[PATCH 1/8] pseries: phyp dump: Docmentation

Thu Jan 10 02:31:48 EST 2008

Hi Nathan,

Thank you for looking at this.

On 08/01/2008, Nathan Lynch <ntl at pobox.com> wrote:
> Manish Ahuja wrote:
> > +
> > +                   Hypervisor-Assisted Dump
> > +                   ------------------------
> > +                       November 2007
>
> Date is unneeded (and, uhm, dated :)

I'll argue very very strongly against this. One of the worst things
I deal with is undated documents. Google pulls up multiple
versions of a document, and you start wondering: "which one
of these is the *right one*?"  Its only after trying some suggested
sequence of commands that aren't working, and more time googling
and effort wasted, that you finallly realize that you are reading
the version 0.1 of documentation from 1999 that some idiot
did not have the decency to put a date on. (A version number
is acceptable).  Documentation is often in mediocre state,
don't compound the problem be leaving off critical info.

> > +The goal of hypervisor-assisted dump is to enable the dump of
> > +a crashed system, and to do so from a fully-reset system, and
> > +to minimize the total elapsed time until the system is back
> > +in production use.
>
> Is it actually faster than kdump?

This is a basic presumption; it should blow it away, as, after all,
it requires one less reboot!  As a side effect, the system is in
production *while* the dump is being taken; with kdump,
you can't go into production until after the dump is finished,
and the system has been rebooted a second time.  On
systems with terabytes of RAM, the time difference can be
hours.

> > +-- As the userspace tools complete saving a portion of
> > +   dump, they echo an offset and size to
> > +   /sys/kernel/release_region to release the reserved
> > +   memory back to general use.
> > +
> > +   An example of this is:
> > +     "echo 0x40000000 0x10000000 > /sys/kernel/release_region"
> > +   which will release 256MB at the 1GB boundary.
>
> This violates the "one file, one value" rule of sysfs, but nobody
> really takes that seriously, I guess.  In any case, consider
> documenting this in Documentation/ABI.

This interface will almost certainly be changed, in order to allow
phyp dump to work with the kdump user-space tools.  Its provisional
right now, until the details of user-space is hammered out.

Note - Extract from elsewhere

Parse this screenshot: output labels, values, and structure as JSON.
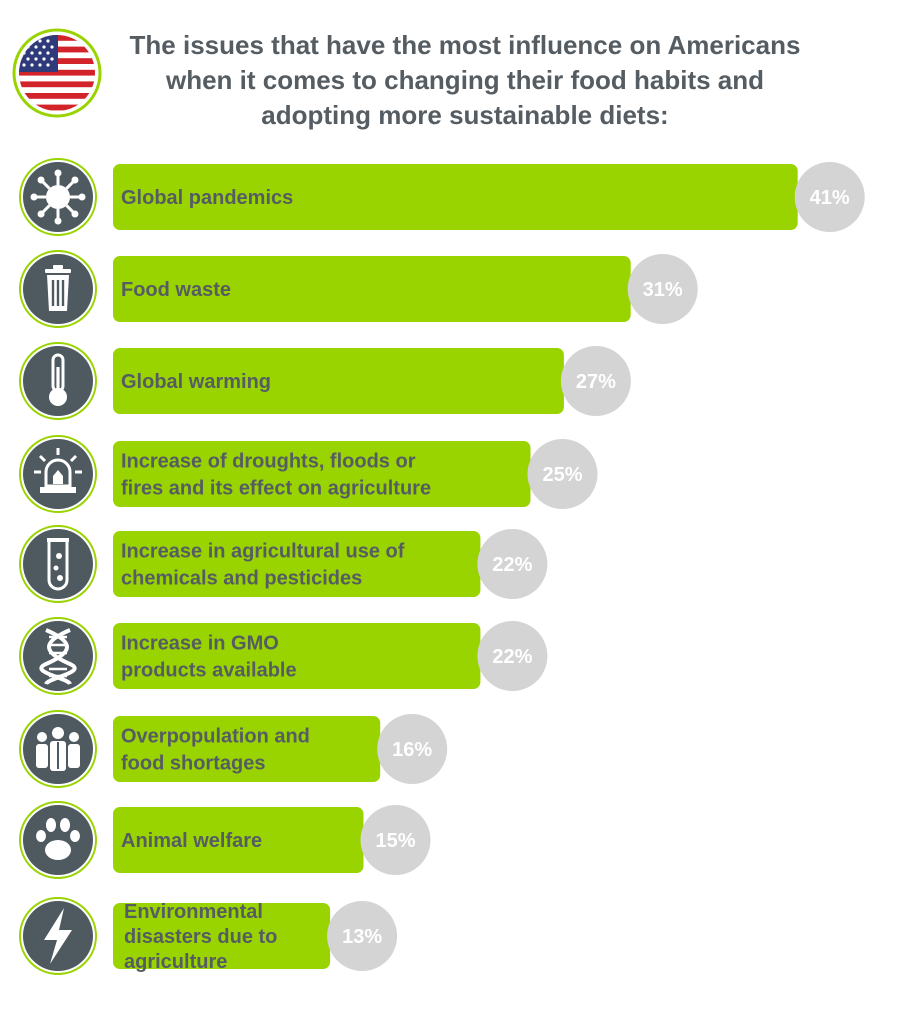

> > +Please note that the hypervisor-assisted dump feature
> > +is only available on Power6-based systems with recent
> > +firmware versions.
>
> This statement will of course become dated/incorrect so I recommend
> removing it.

A provisional statement. I figure it should get taken out after
a few years.

> > +Implementation details:
> > +----------------------
> > +In order for this scheme to work, memory needs to be reserved
> > +quite early in the boot cycle. However, access to the device
> > +tree this early in the boot cycle is difficult, and device-tree
> > +access is needed to determine if there is a crash data waiting.
>
> I don't think this bit about early device tree access is correct.  By
> the time your code is reserving memory (from early_init_devtree(), I
> think), RTAS has been instantiated and you are able to test for the
> existence of /rtas/ibm,dump-kernel.

If I remember right, it was still too early to look up this token directly,
so we wrote some code to crawl the flat device tree to find it.  But
not only was that a lot of work, but I somehow decided that doing this
to the flat tree was wrong, as otherwise someone would surely have
written the access code.  If this can be made to work, that would be
great, but we couldn't make it work at the time.

> > +To work around this problem, all but 256MB of RAM is reserved
> > +during early boot. A short while later in boot, a check is made
> > +to determine if there is dump data waiting. If there isn't,
> > +then the reserved memory is released to general kernel use.
>
> So I think these gymnastics are unneeded -- unless I'm
> misunderstanding something, you should be able to determine very early
> whether to reserve that memory.

Only if you can get at rtas, but you can't get at rtas at that point.
I think we would have been the earliest users of rtas at that point.
Possibly the order of how things are initialized could be changed.

> > +Open issues/ToDo:
> > +------------
> > + o The various code paths that tell the hypervisor that a crash
> > +   occurred, vs. it simply being a normal reboot, should be
> > +   reviewed, and possibly clarified/fixed.
> > +
> > + o Instead of using /sys/kernel, should there be a /sys/dump
> > +   instead? There is a dump_subsys being created by the s390 code,
> > +   perhaps the pseries code should use a similar layout as well.
>
> Well, it seems to me that there's little reason to duplicate the s390
> layout unless we can actually share code.

I'm thinking "user-space tools".  This could probably be decided very
quickly after a short chat with the s390 architects about tools and
standardization and dump formats and the support process. In the
end, its some third-level support people who will be dissecting the
dump using god-knows-what tool (a hacked kdgb ???), so things
should get standardized as much as possible so that we don't
duplicate work.

> FWIW, I've been thinking about making a /sys/firmware/phyp hierarchy
> which could contain much of the System P-specific functions (DLPAR,
> lparcfg, other crud in /proc/ppc64)... seems suited to this
> platform-specific dump mechanism.

Works for me. I was always unclear what /sys/firmware was supposed
to contain.

--linas